2. Understanding Asynchronous Replication & RPO
Vapor uses Asynchronous Replication, which operates like writing a diary:
Imagine you write in a daily diary. You want your friend in another city to have a copy of it.
- Synchronous would mean calling your friend on the phone and dictating every single word as you write it. This slows you down.
- Asynchronous means you write your diary normally at your own speed, and every evening (e.g. at 6:00 PM), you scan the new pages and email them to your friend.

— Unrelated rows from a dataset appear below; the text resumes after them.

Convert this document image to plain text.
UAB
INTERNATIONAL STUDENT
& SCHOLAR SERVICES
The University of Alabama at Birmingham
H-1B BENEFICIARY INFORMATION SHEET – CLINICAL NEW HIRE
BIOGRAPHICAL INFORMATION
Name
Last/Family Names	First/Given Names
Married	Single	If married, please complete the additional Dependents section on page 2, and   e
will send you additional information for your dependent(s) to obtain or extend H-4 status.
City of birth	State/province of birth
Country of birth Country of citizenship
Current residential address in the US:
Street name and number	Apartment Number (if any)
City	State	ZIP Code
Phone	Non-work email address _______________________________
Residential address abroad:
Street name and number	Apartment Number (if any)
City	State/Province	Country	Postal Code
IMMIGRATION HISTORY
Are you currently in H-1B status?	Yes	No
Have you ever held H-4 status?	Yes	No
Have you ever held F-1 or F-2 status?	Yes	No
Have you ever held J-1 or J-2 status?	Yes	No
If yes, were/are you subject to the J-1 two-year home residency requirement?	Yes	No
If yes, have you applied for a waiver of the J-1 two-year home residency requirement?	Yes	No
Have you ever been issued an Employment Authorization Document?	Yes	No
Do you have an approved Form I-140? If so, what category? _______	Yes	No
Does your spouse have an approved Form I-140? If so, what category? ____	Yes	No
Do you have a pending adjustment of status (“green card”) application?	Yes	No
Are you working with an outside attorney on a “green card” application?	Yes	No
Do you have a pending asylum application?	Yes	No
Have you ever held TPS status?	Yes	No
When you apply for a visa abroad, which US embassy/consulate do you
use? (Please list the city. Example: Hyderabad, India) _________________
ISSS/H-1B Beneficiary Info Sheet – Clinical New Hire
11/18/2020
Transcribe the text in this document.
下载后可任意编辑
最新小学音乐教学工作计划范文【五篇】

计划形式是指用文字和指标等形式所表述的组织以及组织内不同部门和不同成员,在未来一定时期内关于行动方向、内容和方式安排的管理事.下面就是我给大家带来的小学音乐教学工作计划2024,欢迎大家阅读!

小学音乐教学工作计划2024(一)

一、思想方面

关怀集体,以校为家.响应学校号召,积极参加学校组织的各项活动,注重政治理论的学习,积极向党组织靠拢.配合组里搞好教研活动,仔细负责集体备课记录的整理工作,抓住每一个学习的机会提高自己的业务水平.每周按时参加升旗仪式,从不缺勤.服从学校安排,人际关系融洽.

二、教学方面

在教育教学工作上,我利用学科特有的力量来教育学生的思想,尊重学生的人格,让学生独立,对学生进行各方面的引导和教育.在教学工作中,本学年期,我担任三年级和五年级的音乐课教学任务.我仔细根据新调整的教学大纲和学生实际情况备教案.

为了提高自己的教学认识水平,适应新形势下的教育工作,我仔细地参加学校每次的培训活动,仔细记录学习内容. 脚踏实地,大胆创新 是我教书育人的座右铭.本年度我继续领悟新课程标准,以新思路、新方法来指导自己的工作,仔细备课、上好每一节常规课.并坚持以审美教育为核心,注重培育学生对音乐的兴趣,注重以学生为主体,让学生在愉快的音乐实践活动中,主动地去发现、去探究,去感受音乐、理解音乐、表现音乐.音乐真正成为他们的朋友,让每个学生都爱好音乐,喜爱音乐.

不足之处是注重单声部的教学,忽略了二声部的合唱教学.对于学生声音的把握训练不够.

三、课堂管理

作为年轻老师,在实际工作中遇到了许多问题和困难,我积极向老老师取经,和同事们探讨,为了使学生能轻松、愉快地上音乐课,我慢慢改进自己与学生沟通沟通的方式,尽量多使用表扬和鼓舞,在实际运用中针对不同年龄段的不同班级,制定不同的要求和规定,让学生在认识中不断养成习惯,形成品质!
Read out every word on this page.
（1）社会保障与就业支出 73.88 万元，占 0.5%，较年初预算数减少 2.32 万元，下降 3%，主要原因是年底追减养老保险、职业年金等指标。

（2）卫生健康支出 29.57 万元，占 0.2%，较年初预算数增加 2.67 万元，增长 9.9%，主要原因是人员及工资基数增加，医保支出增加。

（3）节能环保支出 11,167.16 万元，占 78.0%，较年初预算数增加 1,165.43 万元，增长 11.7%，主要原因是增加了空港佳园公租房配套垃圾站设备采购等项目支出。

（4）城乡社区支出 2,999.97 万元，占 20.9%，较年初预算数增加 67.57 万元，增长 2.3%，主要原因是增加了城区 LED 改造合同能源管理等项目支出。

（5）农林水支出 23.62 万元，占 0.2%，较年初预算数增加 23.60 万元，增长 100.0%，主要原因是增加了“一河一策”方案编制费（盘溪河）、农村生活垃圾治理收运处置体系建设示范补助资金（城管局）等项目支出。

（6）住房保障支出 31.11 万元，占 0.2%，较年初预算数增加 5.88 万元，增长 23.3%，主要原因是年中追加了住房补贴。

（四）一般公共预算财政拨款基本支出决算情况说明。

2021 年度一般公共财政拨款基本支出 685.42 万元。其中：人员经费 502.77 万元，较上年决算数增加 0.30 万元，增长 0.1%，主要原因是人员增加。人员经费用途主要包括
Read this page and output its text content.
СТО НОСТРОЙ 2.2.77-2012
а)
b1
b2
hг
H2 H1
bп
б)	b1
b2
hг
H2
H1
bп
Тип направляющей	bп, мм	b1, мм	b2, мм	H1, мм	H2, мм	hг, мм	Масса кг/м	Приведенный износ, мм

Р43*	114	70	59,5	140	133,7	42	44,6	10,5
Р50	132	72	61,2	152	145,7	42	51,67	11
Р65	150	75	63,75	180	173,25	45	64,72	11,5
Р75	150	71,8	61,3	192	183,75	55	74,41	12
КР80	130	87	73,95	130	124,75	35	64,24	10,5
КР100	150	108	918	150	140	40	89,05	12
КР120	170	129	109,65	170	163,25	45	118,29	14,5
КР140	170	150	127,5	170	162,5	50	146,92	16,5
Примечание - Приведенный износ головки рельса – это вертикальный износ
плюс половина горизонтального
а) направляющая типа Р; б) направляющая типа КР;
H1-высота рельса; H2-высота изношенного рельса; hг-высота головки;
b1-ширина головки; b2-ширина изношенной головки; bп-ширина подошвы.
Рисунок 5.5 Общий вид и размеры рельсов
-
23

RPO (Recovery Point Objective)
The RPO is the replication interval (e.g., 15 minutes, 1 hour, or 12 hours). It defines "how much data you are willing to lose in a disaster." If you replicate every 15 minutes, and your server explodes at 2:10 PM, the replica on the secondary host will have all data up to 2:00 PM. You lose a maximum of 10 minutes of written data.
3. Disaster Recovery Operations in Vapor
Vapor provides four key operations to manage disaster recovery:
A. Site Pairing
Link your primary host with a remote host in a different network or physical location.
- In the Web UI, navigate to Replication > Sites and click Pair Site.
- Provide the destination server's API URL (e.g.,
https://192.168.122.129:7770/api/v1) and security Token.
B. Planned Migration vs. Emergency Failover
When you need to activate the replica VM at the secondary site:
- Planned Migration: Used for scheduled maintenance (e.g., a power outage is scheduled at the primary site). Vapor gracefully shuts down the production VM, runs a final delta sync to ensure zero data loss, and boots the replica VM at the DR site.
- Emergency Failover (Disaster Recovery): Used when the primary server is completely offline (e.g., hardware failure). Vapor instantly boots the replica VM at the DR site using the latest successful synchronization point.
C. Disaster Recovery (DR) Drills / Test Failovers
How do you know your replica VM will actually boot up and work when a real disaster strikes? You run a DR Drill.
- Triggering a Test Failover tells Vapor to spin up a temporary clone of the replica VM inside an isolated "network bubble" at the DR site.
- You can log in, check that the application works, and run tests.
- Active replication continues running in the background. Once verified, you "Stop Drill" to automatically delete the test clone and cleanup the sandbox resources.
D. Reprotect (Reversing Replication)
Once the disaster is resolved and your primary server is repaired, you want to move back.
- The VM is now running at the DR site.
- Clicking Reprotect tells Vapor to reverse the mirror direction. It will now track changes on the DR site and replicate them back to the primary site. Once synchronized, you can perform a planned migration to return home.